Mercredi 10 août 2011

De l'autre côté de la barrière

Nous voilà une nouvelle fois tous ensemble dans un aéroport. Cette fois-ci, ce n'est pas nous qui attendons derrière la barrière que Joli-Frère et Jolie-Sœur enregistrent leurs bagages. C'est nous qui partons, c'est eux qui restent. Ce n'est plus Paris-Charles de Gaule, c'est Montréal-Trudeau. La petite Oriane a grandi. Elle n'a presque plus besoin de sa poussette désormais. Et il y a un nouveau personnage sur le quai des adieux. Un petit bébé blond qui sourit quand on lui sourit et qui tend ses bras pour attraper les lunettes.

On est là, tous ensemble, à marcher dans le grand hall de l'aéroport. On dit, Va falloir se dire au-revoir, quand est-ce qu'on se revoit la prochaine fois ? Il y a un petit pincement dans le cœur. Ça fait un petit peu mal. Je regarde Oriane qui mange des frites géantes dans un emballage imitant une automobile. Je sais que cette fois-ci, je ne pleurerai pas. Pas comme la dernière fois.

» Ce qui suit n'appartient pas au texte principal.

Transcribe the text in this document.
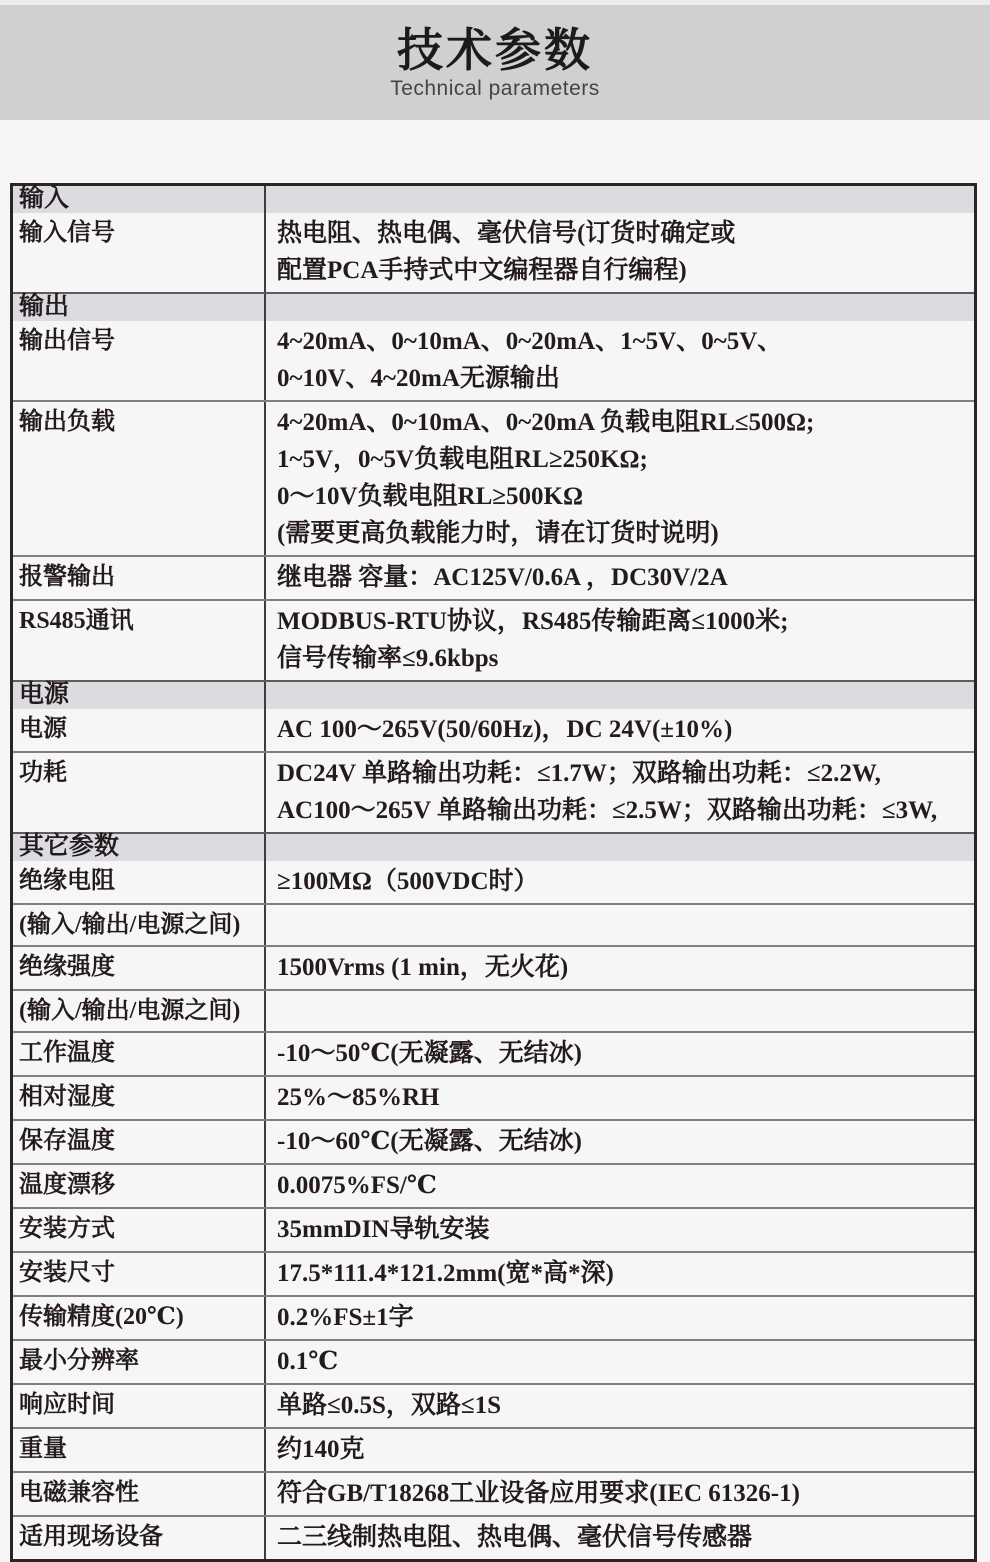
技术参数
Technical parameters
输入
输入信号	热电阻、热电偶、毫伏信号(订货时确定或
配置PCA手持式中文编程器自行编程)
输出
输出信号	4~20mA、0~10mA、0~20mA、1~5V、0~5V、
0~10V、4~20mA无源输出
输出负载	4~20mA、0~10mA、0~20mA 负载电阻RL≤500Ω;
1~5V，0~5V负载电阻RL≥250KΩ;
0～10V负载电阻RL≥500KΩ
(需要更高负载能力时，请在订货时说明)
报警输出	继电器 容量：AC125V/0.6A ，DC30V/2A
RS485通讯	MODBUS-RTU协议，RS485传输距离≤1000米;
信号传输率≤9.6kbps
电源
电源	AC 100～265V(50/60Hz)，DC 24V(±10%)
功耗	DC24V 单路输出功耗：≤1.7W；双路输出功耗：≤2.2W,
AC100～265V 单路输出功耗：≤2.5W；双路输出功耗：≤3W,
其它参数
绝缘电阻	≥100MΩ（500VDC时）
(输入/输出/电源之间)
绝缘强度	1500Vrms (1 min，无火花)
(输入/输出/电源之间)
工作温度	-10～50℃(无凝露、无结冰)
相对湿度	25%～85%RH
保存温度	-10～60℃(无凝露、无结冰)
温度漂移	0.0075%FS/℃
安装方式	35mmDIN导轨安装
安装尺寸	17.5*111.4*121.2mm(宽*高*深)
传输精度(20℃)	0.2%FS±1字
最小分辨率	0.1℃
响应时间	单路≤0.5S，双路≤1S
重量	约140克
电磁兼容性	符合GB/T18268工业设备应用要求(IEC 61326-1)
适用现场设备	二三线制热电阻、热电偶、毫伏信号传感器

La dernière fois, c'était il y a 13 mois. La veille au matin, O. m'avait tenu la main pendant que l'infirmière me piquait le bras. Il faisait très froid. C'était bientôt le premier jour de l'été, mais je n'étais pas assez couverte. Plus tard, au téléphone, l'infirmière m'avait dit, C'est positif madame. Il était presque midi, le laboratoire d'analyses médicales allait fermer. J'avais envoyé un SMS à O. Juste avec ce mot : Positif. Le lendemain, on était là, dans ce grand aéroport. J'avais dans la gorge un début de rhume et là, tout au creux de mon ventre, un doux secret dont je ne savais que faire. Dans la voiture, j'avais dit à O., Il faut le dire à ton frère, lui dire avant qu'ils ne partent, lui dire en face plutôt que par téléphone. O. n'avait rien répondu. Il était comme moi, il ne savait pas trop quoi faire de ce secret. C'était un secret tout petit et tellement immense à la fois. Il nous rendait heureux et en même temps il nous terrifiait. Alors, lorsque j'ai vu Jolie-Sœur et Joli-Frère franchir la barrière de la douane, je n'ai pas pu retenir mes larmes. Ça coulait tout seul, sans que je ne puisse rien faire ni contrôler. Je pleurais de voir partir Jolie-Sœur et Joli-Frère de l'autre côté de l'Atlantique, émue à la pensée qu'ils allaient construire désormais leur vie loin de la nôtre. Mais je pleurais aussi de voir partir une partie de ma vie, bouleversée par ce petit être qui s'était niché au creux de mes reins. Je savais que tout allait changer pour eux, pour moi. Et ça me faisait chialer. Parce que je n'avais pas d'autres moyens que les larmes pour exprimer ce flot d'émotions qui se déversait en moi.

Lorsque j'ai franchi la barrière des contrôles à l'aéroport de Montréal, j'ai jeté un dernier coup d'œil de l'autre côté de la barrière. J'ai fait au-revoir de la main et j'ai attrapé la petite main de la Sardine pour mimer un geste d'adieu. Je me suis dit soudain que c'était peut-être pour cela que j'avais fait ce voyage. Pour boucler la boucle. Et en même temps pour la desserrer et me prouver que les adieux ne sont jamais que des au-revoirs.